D.C. football team can look to Congress for new name
Washington’s NFL team, until recently known as the Redskins, is seeking a less insensitive name, and one appropriate for the nation’s capital. The name should be: the Continuing Resolutions.
The eight syllables are clunky, but so is the federal government, which finds a fundamental task of governing — passing a budget — too arduous to do more than intermittently. Such heavy legislative lifting is generally too much for an election year. Or a year before an election year. And those are the only kinds of years there are.
The Senate Appropriations Committee has passed none of this fiscal year’s 12 funding bills, so, to prevent the unseemliness of a government shutdown as Election Day approaches — and as the pandemic death toll approaches 200,000 — a continuing resolution will probably be passed by Oct. 1, the beginning of the next fiscal year.
Treasury Secretary Steven Mnuchin suggests a CR enabling the government to keep on keeping on with things as they are “through the beginning of December.” Then there probably will be another CR, to get the country to the next one.
Elsewhere in today’s improvisational government, the Centers for Disease Control and Prevention’s behavior has become notably muscular. The CDC’s name denotes a specific mission that this agency cannot be entirely blamed for not having altogether mastered. Controlling diseases involves medicines, social protocols (e.g., “social distancing”) and, suddenly, a sweeping excision from property rights: The CDC has this month asserted a power to prohibit — through the end of 2020, but actually for as long as the CDC deems “necessary” — the eviction of private tenants from privately owned residences because of unpaid rent.
This, even though eviction levels have been below normal during the lockdown.

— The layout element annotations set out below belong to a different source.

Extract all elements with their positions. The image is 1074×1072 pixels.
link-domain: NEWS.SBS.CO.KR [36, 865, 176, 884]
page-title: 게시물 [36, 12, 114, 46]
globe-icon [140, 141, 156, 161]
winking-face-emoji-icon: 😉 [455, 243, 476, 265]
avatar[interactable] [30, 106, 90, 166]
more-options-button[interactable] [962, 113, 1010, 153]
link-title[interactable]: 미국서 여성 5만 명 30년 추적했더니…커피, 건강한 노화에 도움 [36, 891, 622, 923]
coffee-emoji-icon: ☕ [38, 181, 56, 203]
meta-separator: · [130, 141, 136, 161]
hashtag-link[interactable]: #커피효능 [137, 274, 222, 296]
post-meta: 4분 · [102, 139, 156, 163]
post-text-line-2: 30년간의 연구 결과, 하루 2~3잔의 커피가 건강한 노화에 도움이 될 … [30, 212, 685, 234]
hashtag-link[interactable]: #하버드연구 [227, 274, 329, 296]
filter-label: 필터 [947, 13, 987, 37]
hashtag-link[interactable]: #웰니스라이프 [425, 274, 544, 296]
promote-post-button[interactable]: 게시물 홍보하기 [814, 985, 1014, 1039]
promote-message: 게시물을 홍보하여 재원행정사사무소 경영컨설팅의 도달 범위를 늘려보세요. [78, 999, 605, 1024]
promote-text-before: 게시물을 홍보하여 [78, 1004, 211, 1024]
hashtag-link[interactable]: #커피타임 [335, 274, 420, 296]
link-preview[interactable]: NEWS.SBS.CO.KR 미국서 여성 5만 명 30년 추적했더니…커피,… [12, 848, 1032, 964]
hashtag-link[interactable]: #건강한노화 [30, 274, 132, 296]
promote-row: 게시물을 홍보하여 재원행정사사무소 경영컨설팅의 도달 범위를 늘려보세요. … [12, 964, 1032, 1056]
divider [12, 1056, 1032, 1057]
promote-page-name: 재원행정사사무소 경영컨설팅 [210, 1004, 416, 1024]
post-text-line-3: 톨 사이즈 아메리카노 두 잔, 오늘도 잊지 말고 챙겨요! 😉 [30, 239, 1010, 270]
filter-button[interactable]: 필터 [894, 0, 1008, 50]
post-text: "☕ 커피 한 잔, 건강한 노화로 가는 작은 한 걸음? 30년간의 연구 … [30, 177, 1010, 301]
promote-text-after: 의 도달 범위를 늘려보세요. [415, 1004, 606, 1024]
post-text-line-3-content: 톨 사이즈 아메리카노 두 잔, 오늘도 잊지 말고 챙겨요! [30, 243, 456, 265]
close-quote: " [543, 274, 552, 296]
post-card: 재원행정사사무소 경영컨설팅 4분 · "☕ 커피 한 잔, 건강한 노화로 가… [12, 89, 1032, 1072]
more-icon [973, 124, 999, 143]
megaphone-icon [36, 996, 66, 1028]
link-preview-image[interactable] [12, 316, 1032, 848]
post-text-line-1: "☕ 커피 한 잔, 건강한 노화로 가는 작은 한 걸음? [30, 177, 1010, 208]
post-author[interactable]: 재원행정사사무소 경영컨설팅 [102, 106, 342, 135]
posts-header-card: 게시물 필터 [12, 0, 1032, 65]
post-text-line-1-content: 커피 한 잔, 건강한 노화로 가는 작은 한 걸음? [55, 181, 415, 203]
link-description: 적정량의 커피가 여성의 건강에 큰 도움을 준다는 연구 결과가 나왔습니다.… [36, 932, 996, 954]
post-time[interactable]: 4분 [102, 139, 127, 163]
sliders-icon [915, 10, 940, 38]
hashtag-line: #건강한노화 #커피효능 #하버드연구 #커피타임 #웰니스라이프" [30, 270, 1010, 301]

The CDC’s order protects tenants earning up to $99,000 — almost quadruple the official poverty line of $26,200 for a family of four. Or, for those filing joint tax returns, tenants earning up to $198,000, who are in the top quintile of U.S. households. Tenants must inform their landlords in writing that they have sought government assistance, that they have lost income or received substantial uncompensated medical expenses, and that eviction would render them homeless or would result in their living elsewhere “in close quarters.”
Noncompliant landlords can be fined up to $100,000 and incarcerated for up to a year.
Congress is, as usual, a bystander. A regulation promulgated by the executive branch grants vast — almost limitless, the CDC clearly thinks — discretion to an executive branch bureaucrat, the CDC director, when acting to contain any “communicable” disease, such as a seasonal flu, spread by “infectious agents.”
If the director deems state regulations “insufficient,” he or she may “take such measures to prevent such spread of the diseases as he/she deems reasonably necessary, including inspection, fumigation, disinfection, sanitation, pest extermination, and destruction of animals or articles believed to be sources of infection.”
And, if today’s director is correct, the director is authorized to curtail some property rights and abrogate some contracts nationwide, to suspend some state laws and strip state courts of jurisdiction in eviction cases. The authority for this regulation is presumably — and this presumption is the foundation of constitutional government — somehow traceable back to an implied (it certainly is not explicit) constitutional delegation of power.
But how does this empower an executive branch agency to overturn state laws governing contracts?
As Josh Blackman notes, the six categories of actions that are enumerated in the regulation (inspections, fumigations, etc.) are narrow policies targeting specific anti-infection measures “in a single building or location.” Blackman, professor at South Texas College of Law Houston and adjunct scholar at the Cato Institute, notes that the CDC has lunged far beyond such measures, and beyond the principles of the separation of powers in the federal government, and principles of federalism in the allocation of federal and state powers.
The CDC presents all this as just another anti-infection protocol. Try, however, to imagine an activity or legal arrangement that the CDC, citing the regulation, could not overturn by fiat in the context of even a seasonal infectious disease such as the flu. Ilya Somin, law professor at George Mason University and another Cato adjunct scholar, notes: “Pretty much any economic transaction or movement of people and goods could potentially spread disease in some way.”
Come January — unless the fourth branch of government, aka the CDC, wants to extend the eviction moratorium — back rent will presumably come due. Then Congress, remembering that it is technically one of the branches, might recompense tenants who owe five (or more) months’ rent.
If this can be tacked onto a continuing resolution.